A Regency lady with a hidden past joins forces with an irritable aristocrat to solve a dastardly series of crimes.
That waspish illustrator using the name A.J. Quill is really Lady Charlotte Sloan, cast off by her family for marrying her drawing master. She’s worked on several cases with the Earl of Wrexford (Murder at Half Moon Gate, 2018, etc.), but none has tested her skills or her heart as much as the one involving her cousin Cedric, Lord Chittenden, and his twin brother, Nicholas. The twins were Charlotte’s dearest childhood companions, and she’s devastated when Cedric is brutally murdered and Nicholas is arrested.
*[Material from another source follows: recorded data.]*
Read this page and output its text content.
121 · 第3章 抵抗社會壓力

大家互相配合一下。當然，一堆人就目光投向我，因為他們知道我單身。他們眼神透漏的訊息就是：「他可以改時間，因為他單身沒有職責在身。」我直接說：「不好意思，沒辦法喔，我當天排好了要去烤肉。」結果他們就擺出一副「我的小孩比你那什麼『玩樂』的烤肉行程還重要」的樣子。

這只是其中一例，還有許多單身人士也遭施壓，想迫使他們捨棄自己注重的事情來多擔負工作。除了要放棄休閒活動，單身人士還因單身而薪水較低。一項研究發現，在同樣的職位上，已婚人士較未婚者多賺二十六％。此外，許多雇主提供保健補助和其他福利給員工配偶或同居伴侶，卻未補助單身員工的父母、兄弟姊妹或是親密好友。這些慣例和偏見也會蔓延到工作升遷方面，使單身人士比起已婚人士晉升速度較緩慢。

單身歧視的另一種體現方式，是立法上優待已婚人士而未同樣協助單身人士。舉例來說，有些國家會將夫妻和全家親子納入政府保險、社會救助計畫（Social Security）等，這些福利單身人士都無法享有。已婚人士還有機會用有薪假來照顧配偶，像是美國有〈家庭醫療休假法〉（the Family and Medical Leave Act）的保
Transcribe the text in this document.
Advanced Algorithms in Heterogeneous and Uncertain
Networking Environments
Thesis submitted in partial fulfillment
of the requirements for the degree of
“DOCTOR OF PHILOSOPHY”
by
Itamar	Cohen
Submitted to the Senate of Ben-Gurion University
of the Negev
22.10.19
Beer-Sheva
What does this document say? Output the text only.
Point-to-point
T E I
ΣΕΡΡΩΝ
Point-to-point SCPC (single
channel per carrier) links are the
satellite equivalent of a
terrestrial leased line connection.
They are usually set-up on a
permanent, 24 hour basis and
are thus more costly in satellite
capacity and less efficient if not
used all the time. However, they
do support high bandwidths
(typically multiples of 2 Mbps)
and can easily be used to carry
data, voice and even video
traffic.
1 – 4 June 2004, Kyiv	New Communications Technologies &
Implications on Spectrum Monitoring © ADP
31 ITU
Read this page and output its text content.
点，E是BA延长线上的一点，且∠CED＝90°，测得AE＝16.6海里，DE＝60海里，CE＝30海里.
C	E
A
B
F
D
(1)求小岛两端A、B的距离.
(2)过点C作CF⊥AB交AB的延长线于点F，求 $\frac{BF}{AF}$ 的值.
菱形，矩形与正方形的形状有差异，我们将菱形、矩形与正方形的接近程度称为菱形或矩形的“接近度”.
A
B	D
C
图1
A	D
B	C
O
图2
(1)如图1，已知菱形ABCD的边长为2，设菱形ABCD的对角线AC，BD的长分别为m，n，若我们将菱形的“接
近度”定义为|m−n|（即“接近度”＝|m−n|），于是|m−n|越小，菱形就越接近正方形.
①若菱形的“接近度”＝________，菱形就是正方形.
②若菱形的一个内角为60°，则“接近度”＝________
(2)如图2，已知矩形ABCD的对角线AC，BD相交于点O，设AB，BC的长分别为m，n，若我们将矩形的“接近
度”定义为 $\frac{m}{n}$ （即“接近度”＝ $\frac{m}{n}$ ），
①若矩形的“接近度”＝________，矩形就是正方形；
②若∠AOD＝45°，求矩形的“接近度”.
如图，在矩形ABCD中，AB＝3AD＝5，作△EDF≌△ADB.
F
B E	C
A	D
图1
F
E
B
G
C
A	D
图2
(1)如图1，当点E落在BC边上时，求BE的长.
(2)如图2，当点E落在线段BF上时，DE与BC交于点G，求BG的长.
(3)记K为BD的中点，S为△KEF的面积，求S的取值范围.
The cousins were interested in scientific research, so Charlotte searches for clues among their peers. Hawk and Raven, two street urchins she’s raising as gentlemen, help her in other ways. And Wrexford bribes his way into the prison housing Nicholas, who drops hints about the Eos Society and Cedric’s rivalries over lovely Lady Julianna Aldrich, whose wealthy guardian encourages her intellectual interests. Although the theory that electricity can be used to raise the dead has largely been disproven, Cedric has continued to experiment with the voltaic pile. A particularly promising clue is the sighting of a person with a distinctive hat and cloak at recent crime scenes. Realizing that the killer is most likely a member of the upper crust, Charlotte makes the difficult decision to reveal herself as Lady Charlotte in order to meet more of her cousin’s friends. Her burgeoning awareness of her love for Wrexford is just one of many unpredictable complications in the search for a clever and ruthless killer.
Science and romance meet in a high-stakes cat-and-mouse game.